UPDATED RELEASE: Contact: Rev. David G. Bissias
Monday, May 5, 2014, Special Assistant to the Metropolitan
TEL.: (219) 932-7347
An Encore Showing Of Greek Architects Of Istanbul
In The Era Of Westernization
CHICAGO: The Greek Orthodox Metropolis of Chicago, the Turkish American Society of Chicago, and the Niagara Foundation are pleased to announce an encore presentation of the exhibition, “Greek Architects of Istanbul in the Era of Westernization,” which focuses on the contributions of Greek architects to the modernization of Istanbul (ancient Constantinople), Turkey.
A special opening reception will take place on Monday, May 12, 2014, from 6:30 PM—8:30 PM, at the Turquoise Cultural Center, 501 Midway Drive, Mt. Prospect, IL (free parking available). The exhibit will remain open to the public through Monday, May 26, 2014.

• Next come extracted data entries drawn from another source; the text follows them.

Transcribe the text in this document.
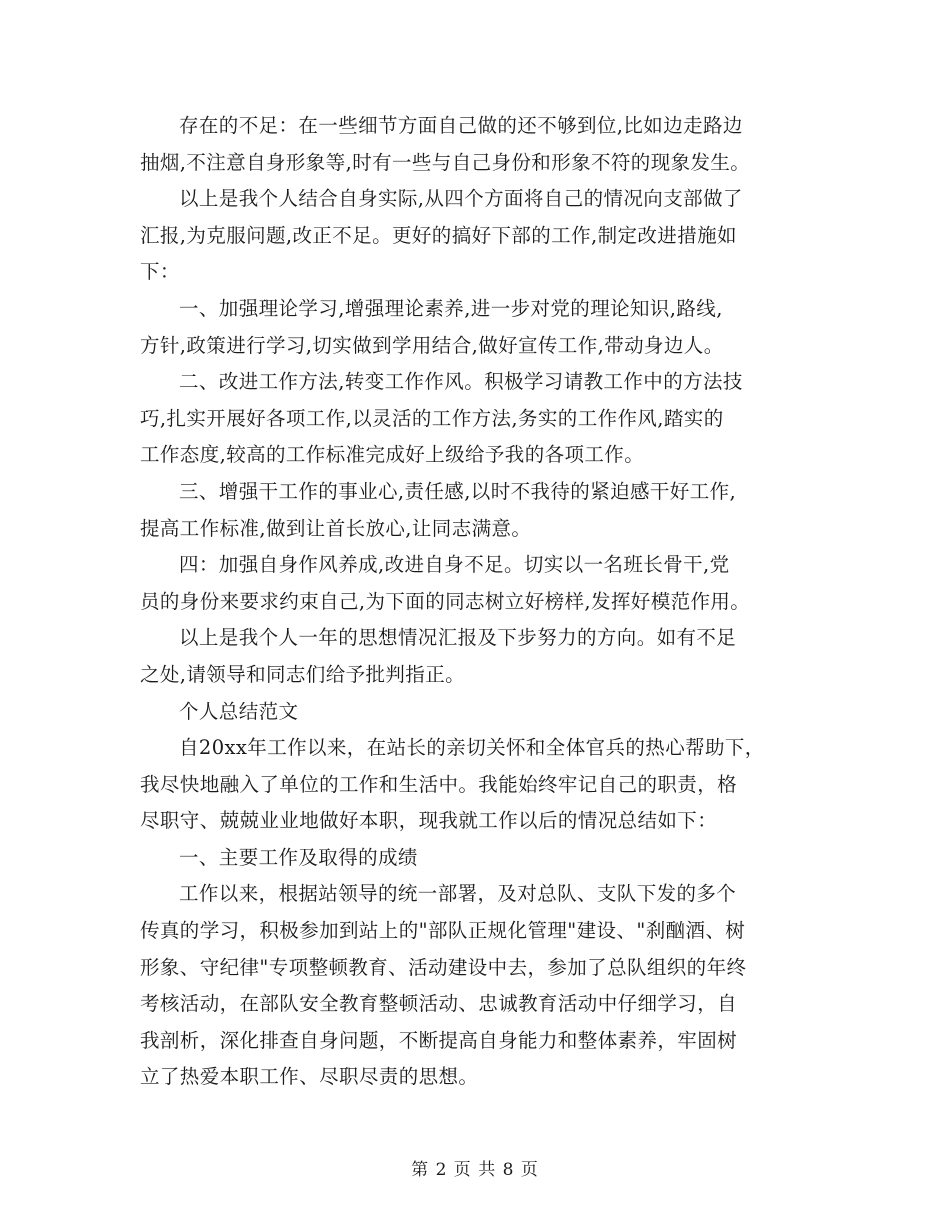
存在的不足：在一些细节方面自己做的还不够到位,比如边走路边
抽烟,不注意自身形象等,时有一些与自己身份和形象不符的现象发生。

以上是我个人结合自身实际,从四个方面将自己的情况向支部做了
汇报,为克服问题,改正不足。更好的搞好下部的工作,制定改进措施如
下：

一、加强理论学习,增强理论素养,进一步对党的理论知识,路线,
方针,政策进行学习,切实做到学用结合,做好宣传工作,带动身边人。

二、改进工作方法,转变工作作风。积极学习请教工作中的方法技
巧,扎实开展好各项工作,以灵活的工作方法,务实的工作作风,踏实的
工作态度,较高的工作标准完成好上级给予我的各项工作。

三、增强干工作的事业心,责任感,以时不我待的紧迫感干好工作,
提高工作标准,做到让首长放心,让同志满意。

四：加强自身作风养成,改进自身不足。切实以一名班长骨干,党
员的身份来要求约束自己,为下面的同志树立好榜样,发挥好模范作用。

以上是我个人一年的思想情况汇报及下步努力的方向。如有不足
之处,请领导和同志们给予批判指正。

个人总结范文

自20xx年工作以来，在站长的亲切关怀和全体官兵的热心帮助下，
我尽快地融入了单位的工作和生活中。我能始终牢记自己的职责，格
尽职守、兢兢业业地做好本职，现我就工作以后的情况总结如下：

一、主要工作及取得的成绩

工作以来，根据站领导的统一部署，及对总队、支队下发的多个
传真的学习，积极参加到站上的"部队正规化管理"建设、"刹酗酒、树
形象、守纪律"专项整顿教育、活动建设中去，参加了总队组织的年终
考核活动，在部队安全教育整顿活动、忠诚教育活动中仔细学习，自
我剖析，深化排查自身问题，不断提高自身能力和整体素养，牢固树
立了热爱本职工作、尽职尽责的思想。

第 2 页 共 8 页
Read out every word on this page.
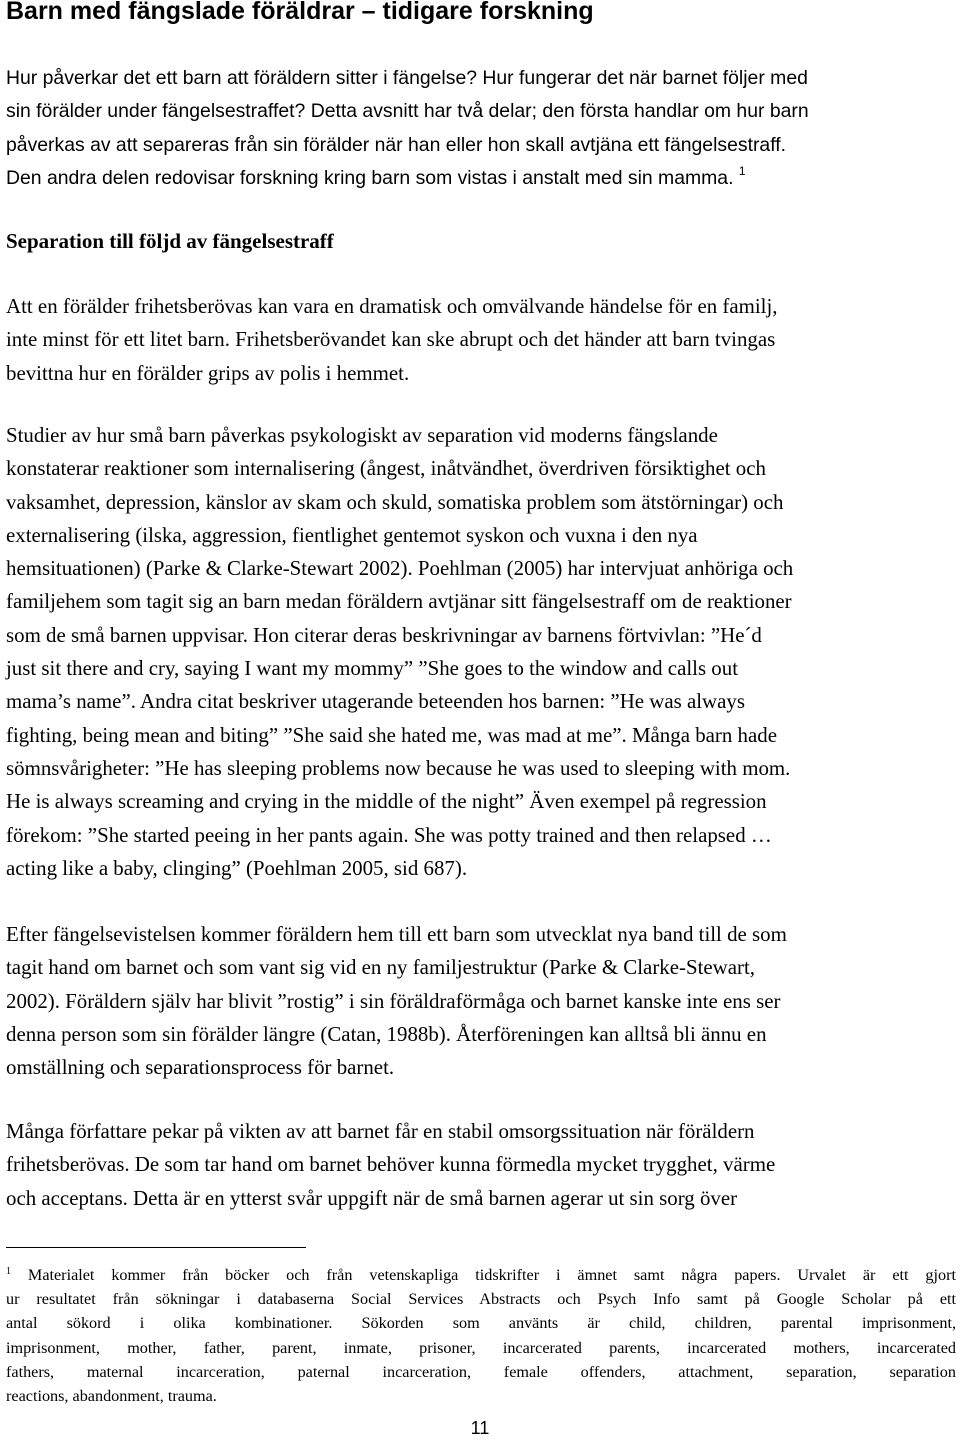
Barn med fängslade föräldrar – tidigare forskning
Hur påverkar det ett barn att föräldern sitter i fängelse? Hur fungerar det när barnet följer med
sin förälder under fängelsestraffet? Detta avsnitt har två delar; den första handlar om hur barn
påverkas av att separeras från sin förälder när han eller hon skall avtjäna ett fängelsestraff.
Den andra delen redovisar forskning kring barn som vistas i anstalt med sin mamma. $^1$
Separation till följd av fängelsestraff
Att en förälder frihetsberövas kan vara en dramatisk och omvälvande händelse för en familj,
inte minst för ett litet barn. Frihetsberövandet kan ske abrupt och det händer att barn tvingas
bevittna hur en förälder grips av polis i hemmet.
Studier av hur små barn påverkas psykologiskt av separation vid moderns fängslande
konstaterar reaktioner som internalisering (ångest, inåtvändhet, överdriven försiktighet och
vaksamhet, depression, känslor av skam och skuld, somatiska problem som ätstörningar) och
externalisering (ilska, aggression, fientlighet gentemot syskon och vuxna i den nya
hemsituationen) (Parke & Clarke-Stewart 2002). Poehlman (2005) har intervjuat anhöriga och
familjehem som tagit sig an barn medan föräldern avtjänar sitt fängelsestraff om de reaktioner
som de små barnen uppvisar. Hon citerar deras beskrivningar av barnens förtvivlan: ”He´d
just sit there and cry, saying I want my mommy” ”She goes to the window and calls out
mama’s name”. Andra citat beskriver utagerande beteenden hos barnen: ”He was always
fighting, being mean and biting” ”She said she hated me, was mad at me”. Många barn hade
sömnsvårigheter: ”He has sleeping problems now because he was used to sleeping with mom.
He is always screaming and crying in the middle of the night” Även exempel på regression
förekom: ”She started peeing in her pants again. She was potty trained and then relapsed …
acting like a baby, clinging” (Poehlman 2005, sid 687).
Efter fängelsevistelsen kommer föräldern hem till ett barn som utvecklat nya band till de som
tagit hand om barnet och som vant sig vid en ny familjestruktur (Parke & Clarke-Stewart,
2002). Föräldern själv har blivit ”rostig” i sin föräldraförmåga och barnet kanske inte ens ser
denna person som sin förälder längre (Catan, 1988b). Återföreningen kan alltså bli ännu en
omställning och separationsprocess för barnet.
Många författare pekar på vikten av att barnet får en stabil omsorgssituation när föräldern
frihetsberövas. De som tar hand om barnet behöver kunna förmedla mycket trygghet, värme
och acceptans. Detta är en ytterst svår uppgift när de små barnen agerar ut sin sorg över
$^1$ Materialet kommer från böcker och från vetenskapliga tidskrifter i ämnet samt några papers. Urvalet är ett gjort
ur resultatet från sökningar i databaserna Social Services Abstracts och Psych Info samt på Google Scholar på ett
antal sökord i olika kombinationer. Sökorden som använts är child, children, parental imprisonment,
imprisonment, mother, father, parent, inmate, prisoner, incarcerated parents, incarcerated mothers, incarcerated
fathers, maternal incarceration, paternal incarceration, female offenders, attachment, separation, separation
reactions, abandonment, trauma.
11
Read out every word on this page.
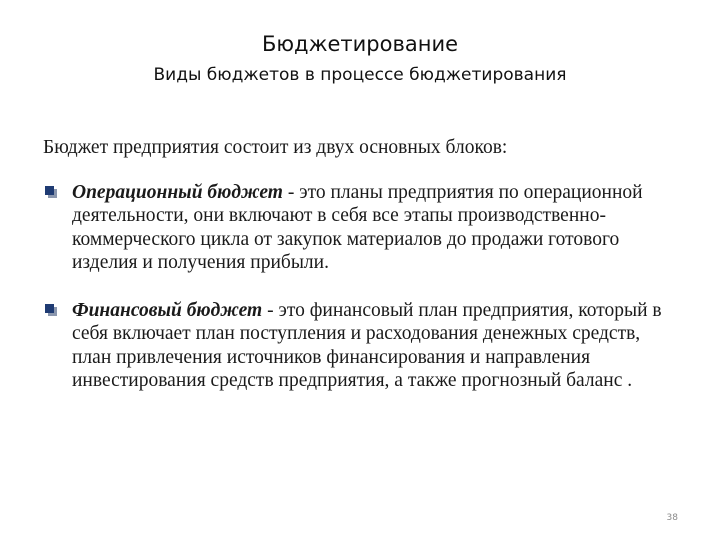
Бюджетирование
Виды бюджетов в процессе бюджетирования

Бюджет предприятия состоит из двух основных блоков:

Операционный бюджет - это планы предприятия по операционной деятельности, они включают в себя все этапы производственно-коммерческого цикла от закупок материалов до продажи готового изделия и получения прибыли.

Финансовый бюджет - это финансовый план предприятия, который в себя включает план поступления и расходования денежных средств, план привлечения источников финансирования и направления инвестирования средств предприятия, а также прогнозный баланс .

38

The exhibition was organized by Zographion Lyceum Association of Istanbul and co-funded by Istanbul 2010 European Capital of Culture and the John S. Latsis Public Benefit Foundation. Opening in Istanbul in 2010, it has traveled to six cities in Greece including Athens and Thessaloniki. The exhibit was shown at Loyola University of Chicago, October 27-November 10, receiving many accolades.
The exhibition traces the great contribution of the Greek architects of Istanbul during the modernization process of the City and is a guide of the city’s remarkable past. The history of the city unfolds through building facades, designs, plans and projects as well as the biography of those who envisioned, designed and carried them out.
The purpose of this collective effort, begun in 2008 was to highlight this otherwise unknown imprint of the Greek Orthodox community on the cultural life of modern Istanbul, Turkey. The exhibit is a captivating way to get to know the diversity of buildings, their innovative – for that time – uses, the life of families and eminent personalities who lived there, and also the life of everyday people who brought life to them for so many decades by living together in peace and practicing the multicultural sense of coexistence.
The Greeks constituted the majority among the architects who had greatly contributed to Istanbul’s architecture. Today the buildings in certain districts of Istanbul are still standing and with all their magnificence form the splendor of that architectural character. They vary from big state buildings to commercial buildings and apartments and show great differences from other works as they reflect a prominent Greek individuality.
The exhibition displays the contribution of these architects for whom we have very little or sometimes no information, however, their works have played a great role in the Westernization process of Istanbul. Parallel to the exhibition, a book-catalogue will be available in English. The book contains twelve articles of Turkish and Greek academia on the subject.